In the new globalised world, it was inevitable that the freedom of speech on campus debate, which is sweeping across university campuses in the US and Europe, would be echoed in India.
On February 12, a motley group of 20 students of the Aligarh Muslim University (AMU) gathered in the university circle to protest an invitation to Asaduddin Owaisi, Lok Sabha MP from Hyderabad and the president of the All India Majlis-e-Ittehadul Muslimeen, a minority rights political party. The protest was prompted by an announcement of the AMU Students Union (AMUSU) that it had invited several political parties to demand that all of them nominate Muslim candidates to give the community representation commensurate with the population of India’s largest minority community (172 million).

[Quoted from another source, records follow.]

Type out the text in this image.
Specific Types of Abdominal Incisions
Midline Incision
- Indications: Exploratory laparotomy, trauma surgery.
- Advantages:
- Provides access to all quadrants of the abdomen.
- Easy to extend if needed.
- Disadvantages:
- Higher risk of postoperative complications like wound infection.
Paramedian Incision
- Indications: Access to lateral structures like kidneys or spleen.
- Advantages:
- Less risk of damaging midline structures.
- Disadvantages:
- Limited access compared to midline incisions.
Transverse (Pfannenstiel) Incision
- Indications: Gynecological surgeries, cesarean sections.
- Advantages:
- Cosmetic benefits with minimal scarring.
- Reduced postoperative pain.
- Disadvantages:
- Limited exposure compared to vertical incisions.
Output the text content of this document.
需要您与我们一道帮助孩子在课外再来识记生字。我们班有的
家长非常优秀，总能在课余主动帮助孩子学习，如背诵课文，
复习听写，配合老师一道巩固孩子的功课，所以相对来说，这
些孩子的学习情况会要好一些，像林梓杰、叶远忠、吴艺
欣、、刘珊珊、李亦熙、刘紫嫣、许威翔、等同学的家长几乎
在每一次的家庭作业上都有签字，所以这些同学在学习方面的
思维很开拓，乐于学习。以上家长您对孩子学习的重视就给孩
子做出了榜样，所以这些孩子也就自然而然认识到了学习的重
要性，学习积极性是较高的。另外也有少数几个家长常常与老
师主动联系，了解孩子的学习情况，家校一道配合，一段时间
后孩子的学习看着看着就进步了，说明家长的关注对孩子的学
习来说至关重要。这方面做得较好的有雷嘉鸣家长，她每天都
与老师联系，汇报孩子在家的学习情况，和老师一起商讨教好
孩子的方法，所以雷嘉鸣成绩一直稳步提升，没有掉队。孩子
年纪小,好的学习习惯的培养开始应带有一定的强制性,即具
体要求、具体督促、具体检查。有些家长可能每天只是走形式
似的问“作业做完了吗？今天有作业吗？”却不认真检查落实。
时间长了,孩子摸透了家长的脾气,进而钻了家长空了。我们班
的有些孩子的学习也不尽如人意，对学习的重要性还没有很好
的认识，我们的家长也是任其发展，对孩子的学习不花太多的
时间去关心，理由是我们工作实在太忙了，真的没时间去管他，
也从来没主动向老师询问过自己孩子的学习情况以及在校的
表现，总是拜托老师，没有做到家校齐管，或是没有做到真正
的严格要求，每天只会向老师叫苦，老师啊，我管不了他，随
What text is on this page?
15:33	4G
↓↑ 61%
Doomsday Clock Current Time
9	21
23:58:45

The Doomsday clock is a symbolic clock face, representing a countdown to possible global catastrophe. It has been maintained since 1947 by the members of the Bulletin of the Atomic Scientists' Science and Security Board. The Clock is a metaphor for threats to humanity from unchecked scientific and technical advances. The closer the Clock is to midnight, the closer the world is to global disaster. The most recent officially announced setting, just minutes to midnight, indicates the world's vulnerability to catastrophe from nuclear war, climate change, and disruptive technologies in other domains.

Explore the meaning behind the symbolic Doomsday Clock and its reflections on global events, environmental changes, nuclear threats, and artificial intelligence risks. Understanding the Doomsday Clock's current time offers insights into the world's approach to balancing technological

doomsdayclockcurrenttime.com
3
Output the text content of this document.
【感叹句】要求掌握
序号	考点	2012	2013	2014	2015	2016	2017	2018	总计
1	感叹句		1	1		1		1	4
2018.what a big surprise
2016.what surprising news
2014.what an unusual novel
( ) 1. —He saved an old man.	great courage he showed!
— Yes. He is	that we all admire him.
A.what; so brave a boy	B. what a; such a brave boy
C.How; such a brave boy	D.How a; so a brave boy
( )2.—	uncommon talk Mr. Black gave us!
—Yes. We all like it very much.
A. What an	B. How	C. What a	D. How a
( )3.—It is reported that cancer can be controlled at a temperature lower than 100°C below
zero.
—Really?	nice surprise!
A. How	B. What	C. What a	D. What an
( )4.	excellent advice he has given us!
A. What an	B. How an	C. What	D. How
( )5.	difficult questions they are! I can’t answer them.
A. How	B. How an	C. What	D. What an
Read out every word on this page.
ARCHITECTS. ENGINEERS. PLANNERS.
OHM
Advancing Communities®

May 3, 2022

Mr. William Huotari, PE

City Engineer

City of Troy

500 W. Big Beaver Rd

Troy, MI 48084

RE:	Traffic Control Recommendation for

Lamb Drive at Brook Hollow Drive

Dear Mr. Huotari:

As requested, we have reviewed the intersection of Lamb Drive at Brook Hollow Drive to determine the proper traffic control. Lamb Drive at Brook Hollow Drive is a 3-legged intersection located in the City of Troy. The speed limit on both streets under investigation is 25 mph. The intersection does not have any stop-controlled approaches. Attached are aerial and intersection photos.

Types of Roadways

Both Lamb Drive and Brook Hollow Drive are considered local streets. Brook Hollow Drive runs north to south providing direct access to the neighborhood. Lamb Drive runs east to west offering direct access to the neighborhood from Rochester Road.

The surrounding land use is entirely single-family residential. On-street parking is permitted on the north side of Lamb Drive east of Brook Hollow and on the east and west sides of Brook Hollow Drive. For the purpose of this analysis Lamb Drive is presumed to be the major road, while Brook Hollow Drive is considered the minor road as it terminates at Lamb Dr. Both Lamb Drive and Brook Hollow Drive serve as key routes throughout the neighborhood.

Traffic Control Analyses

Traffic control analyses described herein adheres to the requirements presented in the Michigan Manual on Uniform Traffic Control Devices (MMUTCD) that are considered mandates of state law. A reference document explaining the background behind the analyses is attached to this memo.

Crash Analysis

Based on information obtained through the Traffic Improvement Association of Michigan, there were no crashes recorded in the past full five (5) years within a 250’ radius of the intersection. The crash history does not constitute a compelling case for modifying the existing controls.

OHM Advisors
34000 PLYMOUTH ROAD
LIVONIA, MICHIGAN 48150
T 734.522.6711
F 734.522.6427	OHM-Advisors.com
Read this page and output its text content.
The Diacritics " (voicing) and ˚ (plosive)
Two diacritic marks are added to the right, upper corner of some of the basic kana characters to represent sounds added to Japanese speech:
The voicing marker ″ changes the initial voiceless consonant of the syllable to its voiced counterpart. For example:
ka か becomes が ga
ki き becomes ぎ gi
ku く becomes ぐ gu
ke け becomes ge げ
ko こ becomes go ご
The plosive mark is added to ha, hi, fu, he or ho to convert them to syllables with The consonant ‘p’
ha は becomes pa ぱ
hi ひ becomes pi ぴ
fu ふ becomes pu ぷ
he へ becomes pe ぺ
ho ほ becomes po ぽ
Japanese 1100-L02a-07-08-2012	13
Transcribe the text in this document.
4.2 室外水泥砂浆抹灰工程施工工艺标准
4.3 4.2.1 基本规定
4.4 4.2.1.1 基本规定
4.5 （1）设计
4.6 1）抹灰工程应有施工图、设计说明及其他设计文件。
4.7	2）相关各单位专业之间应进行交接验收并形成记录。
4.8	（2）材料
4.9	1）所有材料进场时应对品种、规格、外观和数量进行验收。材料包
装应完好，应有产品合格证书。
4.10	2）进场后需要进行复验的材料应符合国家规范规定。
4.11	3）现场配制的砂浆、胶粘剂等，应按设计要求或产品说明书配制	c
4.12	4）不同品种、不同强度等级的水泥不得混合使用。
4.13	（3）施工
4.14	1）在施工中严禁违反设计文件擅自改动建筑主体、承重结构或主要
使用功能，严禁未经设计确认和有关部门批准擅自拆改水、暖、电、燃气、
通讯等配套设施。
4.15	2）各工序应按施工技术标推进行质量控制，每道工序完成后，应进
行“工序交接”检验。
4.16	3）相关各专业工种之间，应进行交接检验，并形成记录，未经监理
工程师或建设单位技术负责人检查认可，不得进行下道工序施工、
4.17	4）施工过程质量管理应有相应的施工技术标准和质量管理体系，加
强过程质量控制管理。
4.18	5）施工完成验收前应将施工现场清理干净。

An hour into the protest, the district head of the Bharatiya Janata Yuva Morcha (BJYM), the BJP’s youth wing, filed a first information report (FIR) against 14 university students and “other gathered AMU students” under several sections of the Indian Penal Code including sedition (s.124-A), robbery (392), rioting (147), attempt to murder (307) and promoting enmity between different groups on grounds of religion, race, place of birth, residence, language (153-A).
The artillery of serious criminal charges filed against office-bearers of the AMUSU for exercising their perfectly legitimate constitutional right to invite Owaisi — a former barrister and respected Member of Parliament — to address them on the issue of minority rights, has aroused anxiety in the academy about the extent to which the fundamental right to freedom of speech and expression guaranteed by Article 19 (1) (a) of the Constitution, is being suppressed in Uttar Pradesh — India’s most populous state (215 million) — ruled by the BJP, which after it swept the legislative assembly election in 2017 appointed a militant Hindu priest — Yogi Adityanath — as chief minister of this Hindi heartland state.
Unsurprisingly, issues such as cow protection and building a Ram temple in Ayodhya on the site of the Babri Masjid which was razed to the ground in 1992 by Hindu militants, are at the top of the state government’s agenda. With the encouragement of militant Hindu BJP leaders, vigilante lynch mobs roam the countryside targeting Muslims engaged in their traditional cattle and meat marketing trades. Moreover, with millions of under-educated simpleton youth with weak foundations crowding university campuses, there’s little awareness of constitutional issues and minority rights on college and university campuses of the state.
“The charges filed against student union leaders and the police registering the frivolous FIR is clear misuse of power. We are perfectly entitled under the Constitution of India to invite Mr. Owaisi, a respected MP to address us on the issue of minority rights. The BJYM has no right to object to the invitation,” says Hamza Sufiyan, vice president of AMUSU.
With eight students suspended by the university in the immediate aftermath of the protest incident, even as a three-member fact finding committee is in the process of recording statements, the communal temperature in AMU, founded in 1875 as the Mohammedan Anglo-Oriental College by educationist Sir Sayed Ahmed Khan (1817-1898), is rising. In April 2016, a student clash left one dead and the Union government’s Rapid Action Force had to be called in. In May 2018, a clash between Hindus and Muslims over the removal of a portrait of Muhammed Ali Jinnah from the main hall of the varsity resulted in violent clashes.
With General Election 2019 dates likely to be announced any day, student unions affiliated with the BJP — with tacit support of the state government — are certain to step up their anti-Muslim and minorities rhetoric. India’s most populous state which has the largest representation in the Lok Sabha (85 seats), is certain to experience a long, hot summer.